前立腺肥大症の治療について

前立腺肥大の治療法にはどのようなものがありますか? 肥大した前立腺組織を切除する手術が.前立腺肥大症の根本的な治療法です。 患者が治療を希望する主な理由は.尿路症状の低下とそれに伴うQOLの低下であり.その許容範囲はさまざまです。 したがって.下部尿路症状とQOLの低下の程度は.治療法選択の重要な基準となる。 治療には.経過観察.薬物療法.手術療法がある。 経過観察は.患者教育.生活指導.経過観察を含む非薬理学的.非外科的な治療手段である。
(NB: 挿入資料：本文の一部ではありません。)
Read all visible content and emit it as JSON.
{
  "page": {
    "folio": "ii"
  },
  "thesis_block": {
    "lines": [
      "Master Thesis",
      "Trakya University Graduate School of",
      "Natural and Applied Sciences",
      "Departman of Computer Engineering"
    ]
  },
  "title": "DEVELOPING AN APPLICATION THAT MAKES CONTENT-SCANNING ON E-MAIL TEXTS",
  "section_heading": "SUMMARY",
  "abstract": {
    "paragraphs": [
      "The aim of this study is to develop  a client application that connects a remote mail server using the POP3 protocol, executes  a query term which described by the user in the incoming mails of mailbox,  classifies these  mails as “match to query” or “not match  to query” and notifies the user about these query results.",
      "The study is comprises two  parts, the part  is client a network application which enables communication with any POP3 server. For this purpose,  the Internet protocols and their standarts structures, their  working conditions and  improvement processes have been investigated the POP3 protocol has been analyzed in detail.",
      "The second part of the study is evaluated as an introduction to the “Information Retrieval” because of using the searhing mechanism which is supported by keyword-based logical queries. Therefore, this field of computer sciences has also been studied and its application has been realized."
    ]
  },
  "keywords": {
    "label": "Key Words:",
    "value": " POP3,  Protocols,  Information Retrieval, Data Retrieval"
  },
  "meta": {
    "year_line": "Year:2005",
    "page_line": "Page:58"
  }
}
BPHは前立腺の組織学的に進行性の良性過形成過程であり.予測可能性は低く.長期間の経過観察後.尿閉.腎不全.膀胱結石などの合併症を発症する可能性があるBPH患者は少数派である。 したがって.特に下部尿路症状によって患者のQOLがまだ大きく損なわれていない場合には.経過観察はほとんどのBPH患者にとって適切な管理となりうる。 BPH患者に対する薬物療法の短期的目標は患者の下部尿路症状を緩和することであり.長期的目標は疾患の臨床的進行を遅らせ合併症を予防することである。 薬物療法の副作用を軽減しながら高いQOLを維持することが.BPHの薬物療法の全体的な目標である。 外科的治療:BPHは進行性の疾患であり.下部尿路症状やQOLへの影響.合併症を緩和するために最終的には外科的治療が必要となる患者もいる。 外科的治療の適応:重症のBPH患者や下部尿路症状がQOLに大きな影響を及ぼしている患者.特に薬物療法が無効あるいは薬物療法を拒否している患者には外科的治療が選択肢となる。 BPHが以下の合併症を引き起こす場合は外科的治療が推奨される:①再発性尿閉(少なくとも1回の導尿または2回の導尿後に排尿できない).②再発性血尿.5α-還元酵素阻害薬による治療が無効.③再発性尿路感染症.④膀胱結石.⑤二次性上部尿路水腫(腎障害の有無にかかわらず).膀胱憩室症.鼠径ヘルニア.重度の痔核または脱肛を合併したBPH患者。 脱肛を合併し.下部尿路閉塞の改善なしには治療効果が得られないと臨床的に判断される場合は.外科的治療を考慮すべきである。 残尿量の測定は.前立腺肥大症による下部尿路閉塞の程度について一定の基準値があるが.繰り返し測定の不安定性.個人差.下部尿路閉塞と膀胱虚弱の鑑別ができないことなどから.現在のところ手術適応となる残尿量の上限を決定することは不可能と考えられている。 しかし.溢流性尿失禁を起こすほど残尿量が著しく増加しているBPH患者では.外科的治療を考慮すべきである。